For the past six cropping seasons, CIMMYT and its partners have tested a range of species. Crops such as velvet bean, lablab, cowpea, sunnhemp, jack bean, pigeonpea, and Gliricidia, have been identified as viable options with great potential for smallholders. In some cases, they can provide 5-50 t/ha of extra biomass for groundcover and/or fodder, leave up to 350 kg/ha of residual nitrogen in the soil and in most cases, do not need extra fertilizer to grow.
The Africa RISING project is testing these species, in full rotation or intercropped with maize, on farmers’ fields and on-station to identify the best possible options and arrangements. “We mostly like cowpea, pigeonpea, and lablab, because they provide grain and soil improvement at the same time.
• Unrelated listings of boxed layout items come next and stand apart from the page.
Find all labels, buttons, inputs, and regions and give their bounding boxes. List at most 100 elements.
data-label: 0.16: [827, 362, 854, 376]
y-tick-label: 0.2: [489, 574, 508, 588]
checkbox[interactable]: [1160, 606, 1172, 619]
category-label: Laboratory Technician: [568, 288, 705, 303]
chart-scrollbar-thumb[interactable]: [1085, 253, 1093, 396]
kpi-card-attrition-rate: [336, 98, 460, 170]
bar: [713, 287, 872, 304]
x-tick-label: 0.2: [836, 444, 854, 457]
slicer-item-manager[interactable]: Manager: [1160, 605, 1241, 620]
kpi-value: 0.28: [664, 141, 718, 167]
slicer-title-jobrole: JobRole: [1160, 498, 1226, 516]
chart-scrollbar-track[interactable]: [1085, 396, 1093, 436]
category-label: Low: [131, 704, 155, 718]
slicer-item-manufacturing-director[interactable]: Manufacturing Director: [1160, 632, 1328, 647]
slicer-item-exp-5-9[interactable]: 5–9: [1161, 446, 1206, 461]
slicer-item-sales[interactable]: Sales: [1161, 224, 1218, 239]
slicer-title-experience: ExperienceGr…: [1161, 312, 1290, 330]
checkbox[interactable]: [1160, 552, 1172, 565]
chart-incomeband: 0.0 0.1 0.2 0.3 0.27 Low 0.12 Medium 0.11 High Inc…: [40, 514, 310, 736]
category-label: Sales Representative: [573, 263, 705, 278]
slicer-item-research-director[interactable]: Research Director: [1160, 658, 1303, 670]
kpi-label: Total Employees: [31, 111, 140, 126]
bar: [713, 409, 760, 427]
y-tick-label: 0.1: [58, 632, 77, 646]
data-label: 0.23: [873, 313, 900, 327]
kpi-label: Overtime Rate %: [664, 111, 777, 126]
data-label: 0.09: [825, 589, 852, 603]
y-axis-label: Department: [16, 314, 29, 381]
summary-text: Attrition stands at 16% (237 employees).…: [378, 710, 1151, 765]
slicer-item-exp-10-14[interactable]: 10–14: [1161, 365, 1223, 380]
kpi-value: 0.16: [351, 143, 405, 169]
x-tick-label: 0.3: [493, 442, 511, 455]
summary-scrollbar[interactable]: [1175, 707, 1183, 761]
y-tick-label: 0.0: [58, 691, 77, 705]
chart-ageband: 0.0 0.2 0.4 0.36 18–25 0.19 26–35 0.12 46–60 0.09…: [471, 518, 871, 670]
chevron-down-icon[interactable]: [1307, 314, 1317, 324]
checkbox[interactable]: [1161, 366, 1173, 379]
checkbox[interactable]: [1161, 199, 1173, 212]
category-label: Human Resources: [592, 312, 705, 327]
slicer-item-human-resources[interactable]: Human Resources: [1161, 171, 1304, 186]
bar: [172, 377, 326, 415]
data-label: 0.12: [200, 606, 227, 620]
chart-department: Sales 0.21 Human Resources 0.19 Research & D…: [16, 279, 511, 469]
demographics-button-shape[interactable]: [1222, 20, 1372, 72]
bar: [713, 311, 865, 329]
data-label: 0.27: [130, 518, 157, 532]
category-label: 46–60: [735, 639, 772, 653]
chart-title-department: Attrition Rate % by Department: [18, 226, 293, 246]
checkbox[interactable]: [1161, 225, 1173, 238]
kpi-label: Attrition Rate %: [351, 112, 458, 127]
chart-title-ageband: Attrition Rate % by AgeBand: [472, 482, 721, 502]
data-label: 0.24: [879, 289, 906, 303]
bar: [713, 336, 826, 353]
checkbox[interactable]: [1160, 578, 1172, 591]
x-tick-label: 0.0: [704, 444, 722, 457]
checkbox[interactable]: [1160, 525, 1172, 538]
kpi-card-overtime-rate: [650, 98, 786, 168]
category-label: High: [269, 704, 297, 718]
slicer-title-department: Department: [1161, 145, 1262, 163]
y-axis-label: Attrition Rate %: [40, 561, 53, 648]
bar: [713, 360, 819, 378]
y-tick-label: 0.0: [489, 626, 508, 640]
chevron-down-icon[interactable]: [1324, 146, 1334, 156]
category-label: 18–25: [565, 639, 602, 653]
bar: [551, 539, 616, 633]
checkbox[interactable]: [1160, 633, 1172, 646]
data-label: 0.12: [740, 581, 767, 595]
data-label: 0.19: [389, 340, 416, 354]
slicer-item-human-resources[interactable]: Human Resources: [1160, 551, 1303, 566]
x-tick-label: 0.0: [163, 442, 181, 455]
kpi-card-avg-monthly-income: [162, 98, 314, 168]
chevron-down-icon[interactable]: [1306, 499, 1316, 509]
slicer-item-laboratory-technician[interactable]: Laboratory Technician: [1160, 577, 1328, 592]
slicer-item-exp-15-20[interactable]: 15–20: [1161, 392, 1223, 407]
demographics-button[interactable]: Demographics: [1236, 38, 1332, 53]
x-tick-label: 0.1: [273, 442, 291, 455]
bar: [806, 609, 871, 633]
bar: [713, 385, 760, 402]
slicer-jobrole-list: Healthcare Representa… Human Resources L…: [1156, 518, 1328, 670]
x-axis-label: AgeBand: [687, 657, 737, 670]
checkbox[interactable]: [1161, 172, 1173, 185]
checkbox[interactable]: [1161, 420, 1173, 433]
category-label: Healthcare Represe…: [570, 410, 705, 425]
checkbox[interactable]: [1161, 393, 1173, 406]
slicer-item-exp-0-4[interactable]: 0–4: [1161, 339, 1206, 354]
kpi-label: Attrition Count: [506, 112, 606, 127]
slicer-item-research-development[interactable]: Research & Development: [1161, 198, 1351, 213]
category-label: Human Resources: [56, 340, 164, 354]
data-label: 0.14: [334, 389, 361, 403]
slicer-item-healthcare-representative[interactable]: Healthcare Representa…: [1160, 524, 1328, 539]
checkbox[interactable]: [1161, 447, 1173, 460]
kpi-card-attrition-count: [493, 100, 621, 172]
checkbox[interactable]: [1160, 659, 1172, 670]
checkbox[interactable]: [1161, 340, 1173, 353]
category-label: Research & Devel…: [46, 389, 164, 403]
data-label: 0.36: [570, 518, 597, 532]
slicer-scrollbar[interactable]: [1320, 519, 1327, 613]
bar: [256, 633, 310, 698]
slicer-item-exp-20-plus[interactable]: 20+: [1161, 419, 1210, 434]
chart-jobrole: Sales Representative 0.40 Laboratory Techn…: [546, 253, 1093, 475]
We are not sure yet about jack bean although we have seen that maize that is grown after jack bean has higher yields,” Mr Paul Mbau from Chiparamba said. To increase adoption, the project is using an intensive participatory process to adapt the green manure to the needs and conditions of smallholder farmers.
On project sites managed and implemented by our project partner CRS, farmers discovered that maize intercropped with green manure has other benefits. Mr Shadreck Sakala from Samuel Camp in Chipata highlighted: “Both of the plots where maize was intercropped with cowpea and lablab did much better in the dry spell and they only needed one weeding as compared with two or three on other plots”.
COMACO, another partner under Africa RISING has gained long-term experience of up to 5 years with a maize-Gliricidia intercropping system, which is now being tested to better understand the dynamics and yield effects of this promising intercropping system on maize. CIMMYT and its partners CRS, TLC, COMACO, and Grassroots Trust will further explore new ways of integrating green manure into smallholder farming systems so it becomes the status quo, not just an option!